Sylvia Scarlett (George Cukor / U.S., 1935):

The "theatrical line" and the "queer feeling," all part of the artist's palette. The first casualty is conventional Victorian femininity, slashed with scissors as Sylvia (Katharine Hepburn) fashions herself into Sylvester, off with the braided tresses and on with the slanted trilby. From Marseilles to London is a seesawing cruise with father the fugitive embezzler (Edmund Gwenn), Cary Grant as the amoral "gentleman adventurer" materializing out of the mist is not lost on Visconti (cf. Le Notti Bianche).
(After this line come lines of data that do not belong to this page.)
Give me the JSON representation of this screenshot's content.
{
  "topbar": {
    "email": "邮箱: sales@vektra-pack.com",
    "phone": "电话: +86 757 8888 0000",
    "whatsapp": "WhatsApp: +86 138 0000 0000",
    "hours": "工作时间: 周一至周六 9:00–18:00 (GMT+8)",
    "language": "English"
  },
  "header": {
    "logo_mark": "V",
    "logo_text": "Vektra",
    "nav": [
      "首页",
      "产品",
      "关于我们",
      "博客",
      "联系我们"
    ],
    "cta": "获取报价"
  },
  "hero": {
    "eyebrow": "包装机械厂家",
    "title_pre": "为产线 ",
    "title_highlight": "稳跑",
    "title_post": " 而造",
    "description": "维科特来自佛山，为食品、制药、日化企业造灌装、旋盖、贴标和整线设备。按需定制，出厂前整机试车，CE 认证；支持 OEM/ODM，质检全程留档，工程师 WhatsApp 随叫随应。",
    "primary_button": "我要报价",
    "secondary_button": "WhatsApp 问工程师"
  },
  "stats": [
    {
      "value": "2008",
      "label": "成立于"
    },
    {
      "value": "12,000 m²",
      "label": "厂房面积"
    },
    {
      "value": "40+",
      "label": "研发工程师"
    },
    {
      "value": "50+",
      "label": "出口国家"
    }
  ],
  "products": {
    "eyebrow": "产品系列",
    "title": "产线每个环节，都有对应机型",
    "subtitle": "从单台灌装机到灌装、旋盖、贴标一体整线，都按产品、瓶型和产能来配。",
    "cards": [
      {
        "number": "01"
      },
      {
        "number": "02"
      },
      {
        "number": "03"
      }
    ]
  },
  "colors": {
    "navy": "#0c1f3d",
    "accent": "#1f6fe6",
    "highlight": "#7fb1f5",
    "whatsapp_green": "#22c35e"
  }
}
Masquerades within masquerades—small-time grifting segues naturally into small-time showbiz, the "three bad eggs" tour the Cornish coast as "The Pink Pierrots," saltimbanques extraordinaire. The heroine's mimicry of masculinity gets kisses from the honking maid (Dennie Moore) and the posh vixen (Natalie Paley), plus bewildered attraction from the fatuous Bohemian (Brian Aherne), the sundress she dons to reveal herself to him turns out to be one more disguise. "We professional people can never resist a telling costume!" Sudden shifts are the norm in this moonstruck realm ("Au Clair de la Lune" is the melodic leitmotif), champagne euphoria gives way to a plunge off a cliff: "One sensation after another," the George Cukor approach with its frisky tempo and flavorful swaths of Shakespeare and Leoncavallo. No less an auteur, Hepburn keenly rides the continuous sense of play and confrontationally stretches her persona. (If her incandescent drag gazes back at Garbo, Grant's blithe and boisterous virility looks ahead to Sean Connery.) Gender lines like the performer's painted mustache, not so much a concealment of sexual identity as a reinvention. "Here, here, here. That's not the sort of entertainment we want, is it?" A mercurial pirouette of a film, beautifully unsettled, misunderstood by critics upon release but later understood by directors like Melville (Les Enfants Terribles) and Bergman (The Magician). In black and white.